Reef-Safe Sunscreen: What the Research Shows (and What "Reef-Safe" Actually Means)

You did the right thing. Before snorkeling that coral bay, you swapped out your usual sunscreen for one marked "reef-safe." It cost a little more. You felt good about it.

Here's the uncomfortable question: did the label mean anything?

In the United States, "reef-safe" is not a regulated term. No federal agency defines it, no independent body certifies it, and no law prevents a brand from printing it on a bottle of sunscreen that contains the very chemicals most strongly linked to coral reef damage. The label can mean everything, or nothing at all.

This article walks through what the research actually shows: how sunscreen chemicals reach reef ecosystems, what oxybenzone does to coral at a cellular level, which other ingredients are worth avoiding, and what a genuinely reef-friendly formulation looks like. The science is still developing in some areas, but there's enough evidence to make meaningfully better choices. Here's how.


How Sunscreen Reaches Coral Reefs

The path from your skin to a coral reef is shorter than most people expect.

Swimmers shed a measurable amount of sunscreen into the water within the first 20 minutes of entering the ocean, estimates suggest around 25% of a typical application. At a busy beach or snorkel site, the cumulative load is significant. Globally, an estimated 14,000 tons of sunscreen enters waterways each year through direct swimming, rinsing off in the shower, and wastewater runoff from coastal communities.

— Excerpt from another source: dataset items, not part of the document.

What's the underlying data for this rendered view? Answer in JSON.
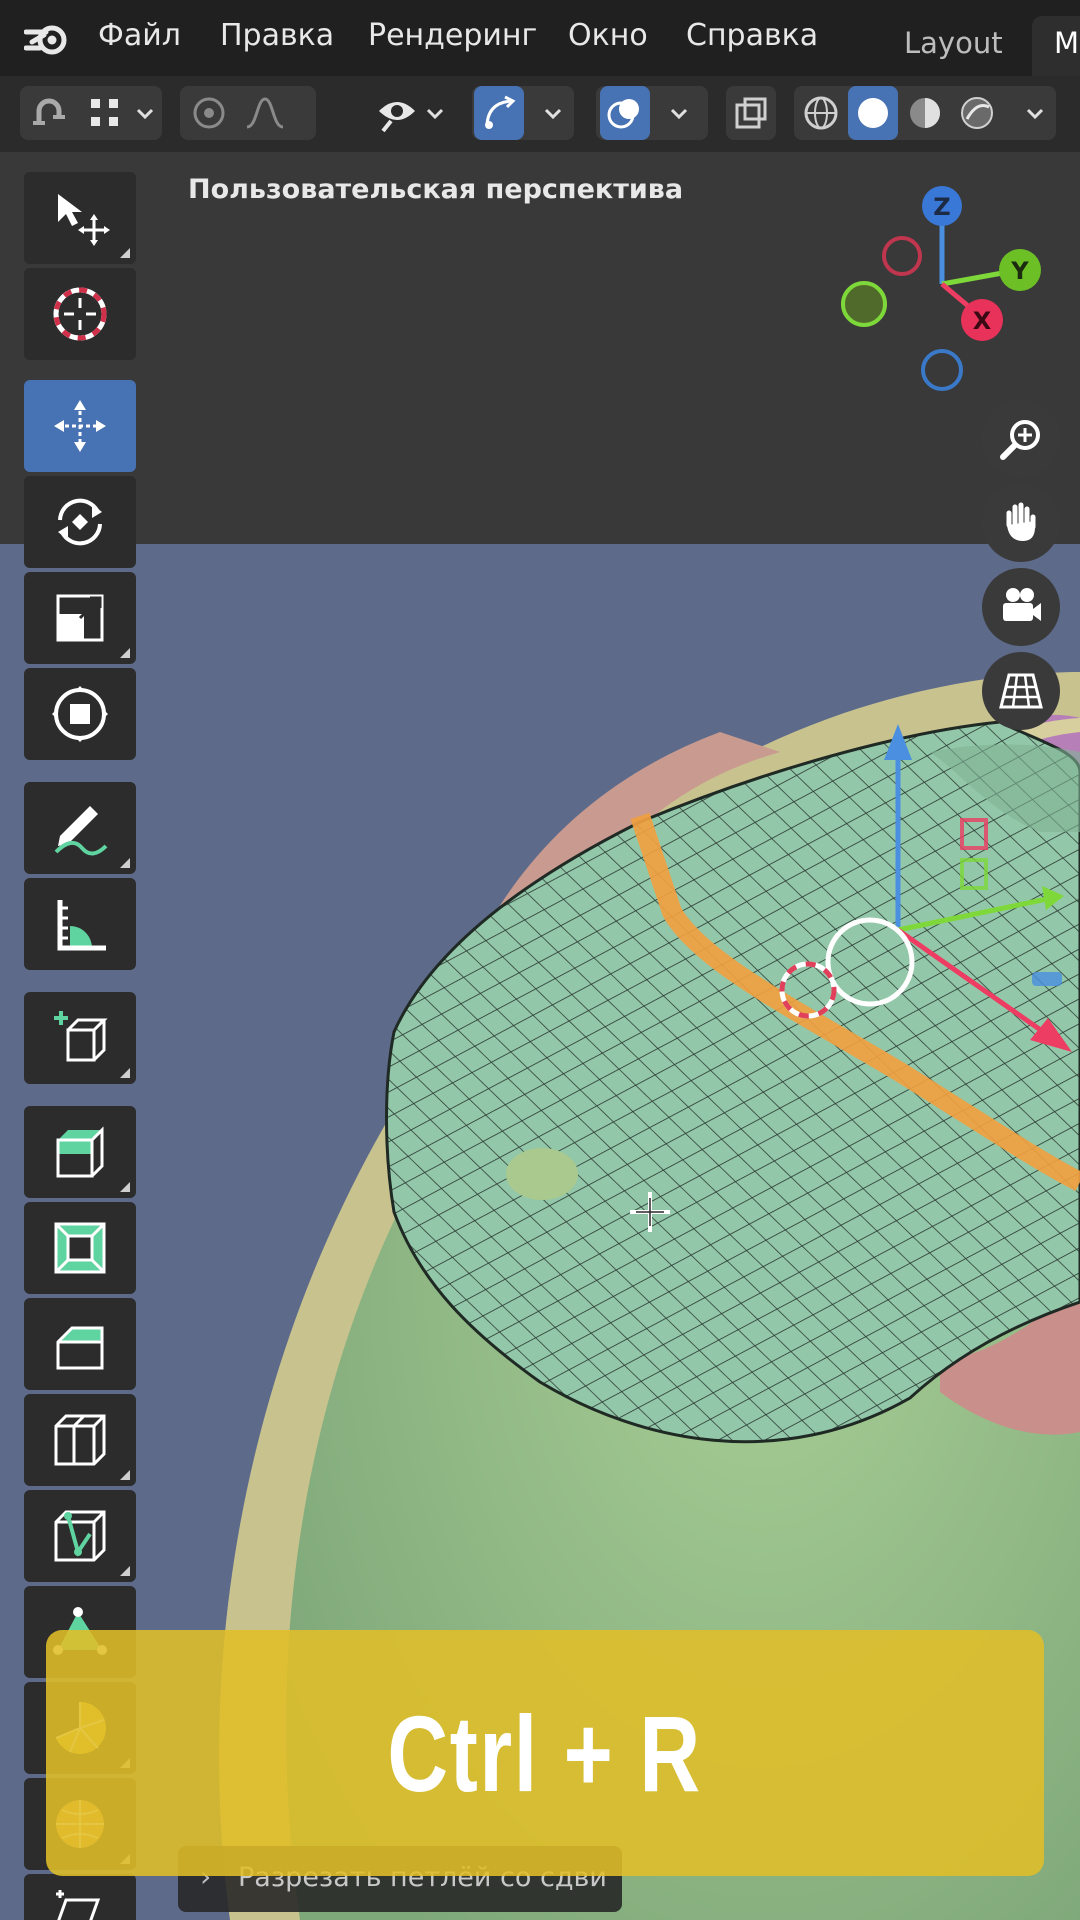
{
  "menubar": {
    "items": [
      "Файл",
      "Правка",
      "Рендеринг",
      "Окно",
      "Справка"
    ],
    "workspace_tabs": [
      {
        "label": "Layout",
        "active": false
      },
      {
        "label": "M",
        "active": true
      }
    ]
  },
  "toolbar": {
    "icons": [
      "snap-icon",
      "snap-grid-icon",
      "proportional-edit-icon",
      "falloff-curve-icon",
      "visibility-icon",
      "gizmo-icon",
      "overlay-icon",
      "xray-icon",
      "wireframe-shading-icon",
      "solid-shading-icon",
      "material-shading-icon",
      "rendered-shading-icon"
    ]
  },
  "viewport": {
    "label": "Пользовательская перспектива",
    "axes": {
      "z": "Z",
      "y": "Y",
      "x": "X"
    }
  },
  "tools": [
    "select-move-icon",
    "cursor-icon",
    "move-icon",
    "rotate-icon",
    "scale-icon",
    "transform-icon",
    "annotate-icon",
    "measure-icon",
    "add-cube-icon",
    "extrude-icon",
    "inset-icon",
    "bevel-icon",
    "loop-cut-icon",
    "knife-icon",
    "poly-build-icon",
    "spin-icon",
    "smooth-icon",
    "shear-icon"
  ],
  "nav_buttons": [
    "zoom-icon",
    "pan-hand-icon",
    "camera-icon",
    "grid-projection-icon"
  ],
  "banner": {
    "shortcut": "Ctrl + R"
  },
  "operator_panel": {
    "arrow": "›",
    "title": "Разрезать петлёй со сдви"
  },
  "colors": {
    "accent": "#4772b3",
    "banner": "#e0be28",
    "mesh_green": "#8fc4a4",
    "mesh_pink": "#c98f8a",
    "mesh_purple": "#b77fb8",
    "edge_loop": "#f0a040"
  }
}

That figure isn't evenly distributed. In high-traffic reef tourism zones, the Florida Keys, the Hawaiian coast, the Red Sea, the Great Barrier Reef, the chemical concentration around popular dive and snorkel sites can be orders of magnitude higher than open ocean levels. Coral reefs, which already face existential pressure from warming oceans and ocean acidification, are absorbing these chemical inputs in the places they're most visited and most vulnerable.

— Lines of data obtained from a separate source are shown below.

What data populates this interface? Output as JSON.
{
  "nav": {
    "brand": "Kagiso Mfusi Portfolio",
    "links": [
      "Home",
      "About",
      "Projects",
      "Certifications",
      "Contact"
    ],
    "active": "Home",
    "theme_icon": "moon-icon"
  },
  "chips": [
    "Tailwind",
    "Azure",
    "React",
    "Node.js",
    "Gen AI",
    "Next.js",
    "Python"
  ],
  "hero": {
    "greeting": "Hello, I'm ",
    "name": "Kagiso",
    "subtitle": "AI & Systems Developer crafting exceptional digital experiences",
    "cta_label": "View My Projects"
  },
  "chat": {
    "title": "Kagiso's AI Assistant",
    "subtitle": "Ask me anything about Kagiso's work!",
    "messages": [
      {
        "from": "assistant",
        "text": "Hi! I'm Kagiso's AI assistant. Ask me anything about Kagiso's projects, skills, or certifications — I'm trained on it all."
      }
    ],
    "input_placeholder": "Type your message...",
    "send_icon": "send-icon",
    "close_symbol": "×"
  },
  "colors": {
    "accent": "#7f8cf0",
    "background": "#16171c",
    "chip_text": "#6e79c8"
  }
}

What Oxybenzone Does to Coral (The Research)

The ingredient with the strongest body of evidence against it is oxybenzone, also listed on labels as benzophenone-3. It's one of the most common UV-filtering chemicals in the world and has been present in sunscreens for decades.

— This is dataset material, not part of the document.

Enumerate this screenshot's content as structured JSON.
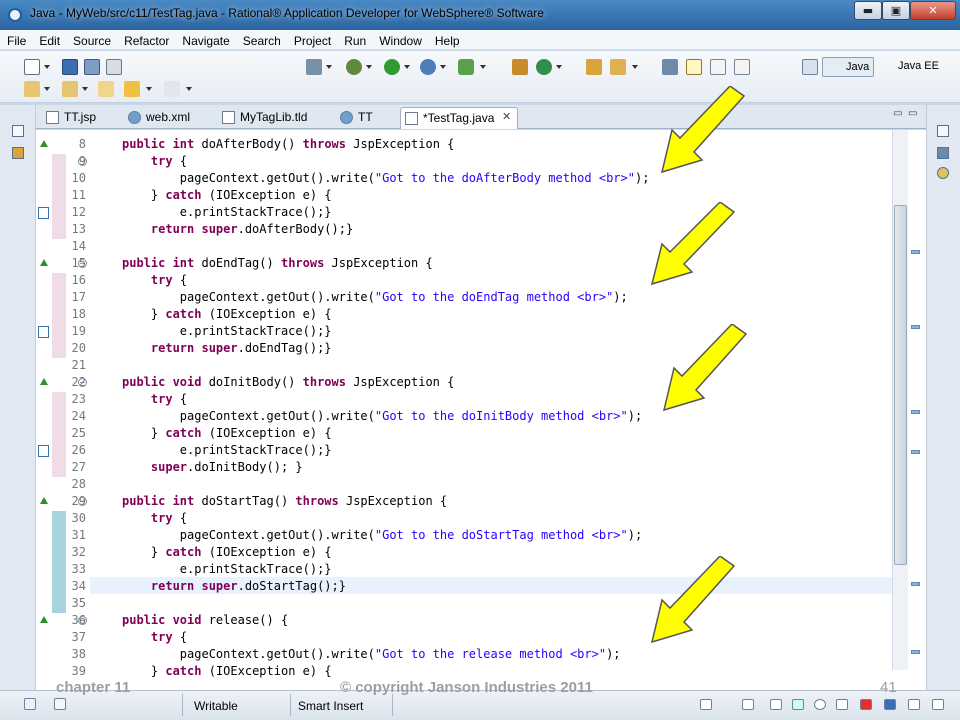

A landmark 2016 study published in the Archives of Environmental Contamination and Toxicology identified four specific toxic effects of oxybenzone on developing coral. Researchers found that even at very low concentrations, levels measurable at many reef sites, oxybenzone makes coral more susceptible to bleaching, causes DNA damage (genotoxicity), disrupts coral endocrine function leading to abnormal skeletal growth, and produces gross deformities in coral larvae.

The mechanism became clearer with research published in 2022. Stanford University scientists studying sea anemones, close relatives of coral with shared symbiotic algae, found that when oxybenzone is absorbed by anemones in the presence of sunlight, the animals chemically transform it. The alteration appears to be a defensive response, but it backfires: the modified molecule accumulates in anemone tissue and in the symbiotic algae that coral and anemones depend on for survival. The result is bleaching and, at sufficient concentrations, death.

In other words, marine organisms aren't passive recipients of oxybenzone damage. They actively react to it, and the reaction makes things worse.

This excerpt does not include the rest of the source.